Symantec waarschuwt voor een nieuwe, derde variant van de worm ‘Code Red’, die Code Red.v3, Code Red III of W32.Bady.C wordt genoemd. Het Symantec AntiVirus Research Center (SARC) kwalificeert deze derde variant van ‘Code Red’ als een ‘high risk virus’ (4 op een schaal van 5). Code Red.v3 is een zichzelf verspreidend virus dat, in afwijking van eerdere varianten, systeem-settings verandert en een Trojan Horse-versie van Windows File Explorer installeert en activeert. Hiermee wordt de besmette computer als ’t ware opengesteld voor toegang van onbekenden op afstand en kan toegang worden gekregen tot gegevens en bestanden die ook kunnen worden gestolen. Het Code Red.v3 worm-virus is gericht op de besturingssystemen Windows NT en Windows 2000 die Microsoft Internet Information Server (IIS) draaien. Zoals ook het originele ‘Code Red’ worm gebruikt deze derde variant een software bug (buffer overflow) in de Microsoft Index Server om zich naar andere servers te kunnen verspreiden. Eén van de gevolgen van een besmetting is dat de website die op een besmette server wordt gehost, door Code Red anders dan bedoeld wordt weergegeven. De bestaande patch van Microsoft beschermt ook tegen deze nieuwe vorm van Code Red.
Vakantie
Probleem is dat vele systeembeheerders omwille van de vakantie of misschien gewoon uit luiheid de patch niet hebben geïnstalleerd. Oude en nieuwe varianten van Code Red doen daarom nog steeds de ronde en veroorzaken heel wat onnodig netwerkverkeer, naast potentiële nieuwe besmettingen van andere systemen waarop de patch niet is geïnstalleerd.
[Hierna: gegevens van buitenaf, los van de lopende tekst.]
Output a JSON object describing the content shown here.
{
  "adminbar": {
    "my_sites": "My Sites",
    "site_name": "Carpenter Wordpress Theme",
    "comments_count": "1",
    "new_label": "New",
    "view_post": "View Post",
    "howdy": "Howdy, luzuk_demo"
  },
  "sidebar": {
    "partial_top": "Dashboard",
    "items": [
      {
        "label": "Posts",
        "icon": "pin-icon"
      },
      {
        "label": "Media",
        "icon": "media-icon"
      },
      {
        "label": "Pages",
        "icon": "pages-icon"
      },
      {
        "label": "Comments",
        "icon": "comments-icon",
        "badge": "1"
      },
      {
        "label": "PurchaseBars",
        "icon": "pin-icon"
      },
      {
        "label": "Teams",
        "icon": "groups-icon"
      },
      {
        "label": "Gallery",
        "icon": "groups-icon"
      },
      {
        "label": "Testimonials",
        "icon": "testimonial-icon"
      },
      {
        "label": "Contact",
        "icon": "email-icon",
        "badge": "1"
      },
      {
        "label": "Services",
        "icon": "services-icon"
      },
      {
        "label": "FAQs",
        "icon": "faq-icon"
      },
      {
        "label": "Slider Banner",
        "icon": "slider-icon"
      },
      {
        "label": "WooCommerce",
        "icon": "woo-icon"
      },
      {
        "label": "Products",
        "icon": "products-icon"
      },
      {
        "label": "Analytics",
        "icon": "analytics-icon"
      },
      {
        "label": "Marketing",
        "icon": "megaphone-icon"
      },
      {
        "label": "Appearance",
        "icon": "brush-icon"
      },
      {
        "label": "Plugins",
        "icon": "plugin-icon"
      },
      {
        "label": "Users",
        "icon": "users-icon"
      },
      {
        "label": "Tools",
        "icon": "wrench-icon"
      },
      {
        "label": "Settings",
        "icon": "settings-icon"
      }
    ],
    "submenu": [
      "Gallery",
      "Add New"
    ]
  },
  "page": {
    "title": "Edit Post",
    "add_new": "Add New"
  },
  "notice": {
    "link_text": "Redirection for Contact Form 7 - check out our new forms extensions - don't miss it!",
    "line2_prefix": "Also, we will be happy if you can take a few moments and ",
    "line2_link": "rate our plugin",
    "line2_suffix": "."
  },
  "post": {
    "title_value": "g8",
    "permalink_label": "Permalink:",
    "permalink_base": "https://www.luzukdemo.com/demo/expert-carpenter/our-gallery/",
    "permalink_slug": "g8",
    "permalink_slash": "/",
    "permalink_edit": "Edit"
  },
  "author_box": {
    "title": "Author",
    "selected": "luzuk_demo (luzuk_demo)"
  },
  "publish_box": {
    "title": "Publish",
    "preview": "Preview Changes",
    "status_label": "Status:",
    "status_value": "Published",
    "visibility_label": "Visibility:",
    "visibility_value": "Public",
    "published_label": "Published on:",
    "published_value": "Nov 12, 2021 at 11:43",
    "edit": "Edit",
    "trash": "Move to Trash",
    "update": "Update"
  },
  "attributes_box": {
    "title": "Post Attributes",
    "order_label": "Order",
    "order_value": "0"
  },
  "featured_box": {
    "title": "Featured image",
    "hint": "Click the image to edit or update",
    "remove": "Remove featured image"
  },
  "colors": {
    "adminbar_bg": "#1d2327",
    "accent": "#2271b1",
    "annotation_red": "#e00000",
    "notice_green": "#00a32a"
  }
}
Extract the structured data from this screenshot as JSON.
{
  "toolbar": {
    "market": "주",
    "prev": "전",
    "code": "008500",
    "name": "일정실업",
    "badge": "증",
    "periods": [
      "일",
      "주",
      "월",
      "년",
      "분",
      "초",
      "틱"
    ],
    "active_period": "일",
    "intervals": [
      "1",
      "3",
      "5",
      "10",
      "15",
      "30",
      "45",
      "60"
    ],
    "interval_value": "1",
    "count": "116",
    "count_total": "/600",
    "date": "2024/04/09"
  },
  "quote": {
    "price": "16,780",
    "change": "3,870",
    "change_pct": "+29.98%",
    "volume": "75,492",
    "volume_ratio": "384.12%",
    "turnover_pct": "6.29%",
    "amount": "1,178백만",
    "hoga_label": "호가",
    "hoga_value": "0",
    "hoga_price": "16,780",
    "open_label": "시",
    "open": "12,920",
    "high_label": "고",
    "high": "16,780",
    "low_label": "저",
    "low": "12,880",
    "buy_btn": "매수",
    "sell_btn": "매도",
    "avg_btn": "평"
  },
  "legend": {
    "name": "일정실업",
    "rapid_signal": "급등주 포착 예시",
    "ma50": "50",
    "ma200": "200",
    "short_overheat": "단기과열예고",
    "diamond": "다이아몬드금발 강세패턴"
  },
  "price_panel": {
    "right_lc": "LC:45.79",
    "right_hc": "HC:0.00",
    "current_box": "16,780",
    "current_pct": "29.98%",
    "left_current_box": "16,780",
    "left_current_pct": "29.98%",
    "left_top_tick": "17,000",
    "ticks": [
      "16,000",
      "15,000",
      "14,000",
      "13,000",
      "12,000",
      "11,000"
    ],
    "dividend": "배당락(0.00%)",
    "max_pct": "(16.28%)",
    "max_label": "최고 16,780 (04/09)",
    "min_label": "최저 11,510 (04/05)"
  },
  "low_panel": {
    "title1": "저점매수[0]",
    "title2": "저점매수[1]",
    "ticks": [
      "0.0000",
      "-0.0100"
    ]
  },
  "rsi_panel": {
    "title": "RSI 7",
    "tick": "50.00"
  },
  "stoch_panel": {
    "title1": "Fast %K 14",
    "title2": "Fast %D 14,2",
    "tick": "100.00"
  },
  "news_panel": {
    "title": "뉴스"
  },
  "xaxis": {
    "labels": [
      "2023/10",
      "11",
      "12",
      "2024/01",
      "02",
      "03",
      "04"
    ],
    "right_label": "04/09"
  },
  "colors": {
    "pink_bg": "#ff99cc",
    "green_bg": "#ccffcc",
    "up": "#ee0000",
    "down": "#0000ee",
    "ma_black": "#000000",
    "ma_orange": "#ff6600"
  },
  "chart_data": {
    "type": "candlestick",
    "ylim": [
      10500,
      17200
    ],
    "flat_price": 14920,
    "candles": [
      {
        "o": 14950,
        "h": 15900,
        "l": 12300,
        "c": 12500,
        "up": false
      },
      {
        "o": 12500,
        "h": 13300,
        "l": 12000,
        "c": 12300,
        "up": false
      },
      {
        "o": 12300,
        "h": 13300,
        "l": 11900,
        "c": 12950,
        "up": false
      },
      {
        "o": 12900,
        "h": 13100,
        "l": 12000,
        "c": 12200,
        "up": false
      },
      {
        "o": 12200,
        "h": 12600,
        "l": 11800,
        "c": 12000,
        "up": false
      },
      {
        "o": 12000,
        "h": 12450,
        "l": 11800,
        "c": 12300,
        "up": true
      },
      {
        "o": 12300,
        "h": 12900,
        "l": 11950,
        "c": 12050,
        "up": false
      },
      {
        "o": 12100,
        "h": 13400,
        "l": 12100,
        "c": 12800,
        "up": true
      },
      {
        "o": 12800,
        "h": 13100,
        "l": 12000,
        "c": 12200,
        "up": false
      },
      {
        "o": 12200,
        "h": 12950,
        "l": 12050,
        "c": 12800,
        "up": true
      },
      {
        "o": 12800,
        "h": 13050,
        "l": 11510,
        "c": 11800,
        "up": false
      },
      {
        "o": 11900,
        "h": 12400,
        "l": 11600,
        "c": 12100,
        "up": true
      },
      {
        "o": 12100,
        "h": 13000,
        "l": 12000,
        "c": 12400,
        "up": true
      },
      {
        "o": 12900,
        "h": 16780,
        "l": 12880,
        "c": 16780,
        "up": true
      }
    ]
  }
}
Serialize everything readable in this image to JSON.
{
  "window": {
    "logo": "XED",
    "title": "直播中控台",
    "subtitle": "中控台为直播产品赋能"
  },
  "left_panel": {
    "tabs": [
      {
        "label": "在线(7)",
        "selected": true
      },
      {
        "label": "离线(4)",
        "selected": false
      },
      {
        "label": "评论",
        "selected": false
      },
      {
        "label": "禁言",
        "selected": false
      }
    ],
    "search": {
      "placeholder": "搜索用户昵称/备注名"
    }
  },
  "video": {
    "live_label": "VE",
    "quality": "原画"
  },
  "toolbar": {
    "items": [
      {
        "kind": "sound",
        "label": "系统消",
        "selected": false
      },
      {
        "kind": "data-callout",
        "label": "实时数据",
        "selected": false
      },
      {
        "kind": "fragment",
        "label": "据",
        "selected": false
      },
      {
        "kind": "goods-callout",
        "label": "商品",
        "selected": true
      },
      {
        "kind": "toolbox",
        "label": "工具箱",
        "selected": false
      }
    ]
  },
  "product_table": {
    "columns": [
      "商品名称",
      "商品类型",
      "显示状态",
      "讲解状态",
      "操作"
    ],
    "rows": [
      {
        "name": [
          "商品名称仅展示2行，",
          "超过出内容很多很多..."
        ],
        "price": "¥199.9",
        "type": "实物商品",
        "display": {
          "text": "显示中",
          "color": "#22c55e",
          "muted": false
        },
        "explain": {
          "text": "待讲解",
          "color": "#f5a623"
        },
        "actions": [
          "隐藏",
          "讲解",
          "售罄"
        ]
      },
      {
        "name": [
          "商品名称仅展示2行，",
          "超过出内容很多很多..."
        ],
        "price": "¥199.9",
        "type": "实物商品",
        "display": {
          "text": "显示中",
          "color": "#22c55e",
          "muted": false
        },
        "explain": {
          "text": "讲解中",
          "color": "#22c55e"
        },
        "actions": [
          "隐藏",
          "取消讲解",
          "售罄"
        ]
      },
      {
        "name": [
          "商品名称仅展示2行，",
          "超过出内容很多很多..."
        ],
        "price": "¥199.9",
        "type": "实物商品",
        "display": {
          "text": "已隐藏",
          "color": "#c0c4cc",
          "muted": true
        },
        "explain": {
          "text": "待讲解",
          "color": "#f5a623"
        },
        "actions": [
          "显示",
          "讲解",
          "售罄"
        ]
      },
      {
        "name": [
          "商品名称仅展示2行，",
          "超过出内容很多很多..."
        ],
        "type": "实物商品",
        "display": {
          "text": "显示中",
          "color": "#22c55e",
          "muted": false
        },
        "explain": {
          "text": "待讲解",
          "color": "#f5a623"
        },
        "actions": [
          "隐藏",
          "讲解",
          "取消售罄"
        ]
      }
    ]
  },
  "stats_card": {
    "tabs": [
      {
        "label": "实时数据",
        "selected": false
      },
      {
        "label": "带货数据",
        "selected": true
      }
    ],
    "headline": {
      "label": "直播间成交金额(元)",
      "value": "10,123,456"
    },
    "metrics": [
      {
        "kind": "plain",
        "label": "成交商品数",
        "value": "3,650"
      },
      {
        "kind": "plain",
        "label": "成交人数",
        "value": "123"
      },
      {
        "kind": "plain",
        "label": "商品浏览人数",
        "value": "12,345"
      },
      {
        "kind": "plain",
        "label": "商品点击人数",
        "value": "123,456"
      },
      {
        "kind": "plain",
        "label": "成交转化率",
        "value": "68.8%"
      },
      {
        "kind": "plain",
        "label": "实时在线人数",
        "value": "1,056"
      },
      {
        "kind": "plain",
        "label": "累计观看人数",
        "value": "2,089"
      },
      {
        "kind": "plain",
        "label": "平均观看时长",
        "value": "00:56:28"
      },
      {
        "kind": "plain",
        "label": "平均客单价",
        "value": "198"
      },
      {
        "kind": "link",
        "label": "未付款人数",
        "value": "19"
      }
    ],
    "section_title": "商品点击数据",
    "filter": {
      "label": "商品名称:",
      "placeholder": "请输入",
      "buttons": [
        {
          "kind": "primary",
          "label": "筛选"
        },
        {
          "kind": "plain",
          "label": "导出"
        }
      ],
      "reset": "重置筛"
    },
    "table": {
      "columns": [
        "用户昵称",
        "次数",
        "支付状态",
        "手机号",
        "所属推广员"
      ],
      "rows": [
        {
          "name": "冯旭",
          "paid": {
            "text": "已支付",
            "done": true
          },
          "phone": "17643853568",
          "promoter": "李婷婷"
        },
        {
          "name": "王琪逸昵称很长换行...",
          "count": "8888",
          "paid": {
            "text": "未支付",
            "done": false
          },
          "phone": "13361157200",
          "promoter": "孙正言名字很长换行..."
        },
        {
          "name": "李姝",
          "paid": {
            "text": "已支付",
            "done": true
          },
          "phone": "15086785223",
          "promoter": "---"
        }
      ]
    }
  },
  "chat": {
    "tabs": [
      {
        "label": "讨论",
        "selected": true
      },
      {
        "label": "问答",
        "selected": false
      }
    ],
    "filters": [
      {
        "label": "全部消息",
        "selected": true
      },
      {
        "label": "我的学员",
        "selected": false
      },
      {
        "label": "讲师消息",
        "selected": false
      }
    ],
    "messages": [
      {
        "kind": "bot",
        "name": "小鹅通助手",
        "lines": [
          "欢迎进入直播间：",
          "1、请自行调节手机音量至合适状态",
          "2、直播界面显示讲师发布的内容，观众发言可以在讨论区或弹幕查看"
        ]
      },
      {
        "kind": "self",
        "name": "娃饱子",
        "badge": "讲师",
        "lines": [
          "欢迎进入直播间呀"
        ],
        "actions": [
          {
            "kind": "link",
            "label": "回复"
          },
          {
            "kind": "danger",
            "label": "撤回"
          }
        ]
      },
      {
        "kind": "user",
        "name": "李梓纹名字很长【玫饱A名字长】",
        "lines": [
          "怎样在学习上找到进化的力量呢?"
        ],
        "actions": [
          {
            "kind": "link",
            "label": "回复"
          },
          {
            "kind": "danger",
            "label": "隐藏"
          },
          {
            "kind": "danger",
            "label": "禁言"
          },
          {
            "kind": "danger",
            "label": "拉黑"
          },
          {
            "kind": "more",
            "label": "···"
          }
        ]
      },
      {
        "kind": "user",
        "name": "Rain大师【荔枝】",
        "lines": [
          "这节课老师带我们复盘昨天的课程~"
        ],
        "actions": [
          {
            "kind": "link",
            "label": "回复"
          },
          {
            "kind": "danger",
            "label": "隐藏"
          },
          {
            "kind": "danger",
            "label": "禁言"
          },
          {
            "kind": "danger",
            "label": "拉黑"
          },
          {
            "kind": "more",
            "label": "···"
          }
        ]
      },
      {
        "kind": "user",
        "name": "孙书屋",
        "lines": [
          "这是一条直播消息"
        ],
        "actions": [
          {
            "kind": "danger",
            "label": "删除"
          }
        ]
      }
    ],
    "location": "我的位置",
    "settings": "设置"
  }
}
De Belgische ISP Telenet ondervindt momenteel op het eigen kabelnetwerk problemen van servers die zijn geïnfecteerd met Code Red. Het gaat in totaal om minstens 114 verschillende servers. De helpdesk is volop bezig met de beheerders van deze servers te contacteren en te vragen de patch te installeren. Telenet schermt de TCP-poorten tot 1024 alleen maar af naar externe netwerken. Binnen het eigen kabelnetwerk kunnen Telenet-klanten servers draaien. De besmetting kan dus in principe niet buiten het netwerk van Telenet worden overgedragen. Mercury Interactive laat ondertussen weten dat het gratis “eender welke ondernemingsinternetinfrastructuur” wil testen op kwetsbaarheid voor internetwormen zoals Code Red.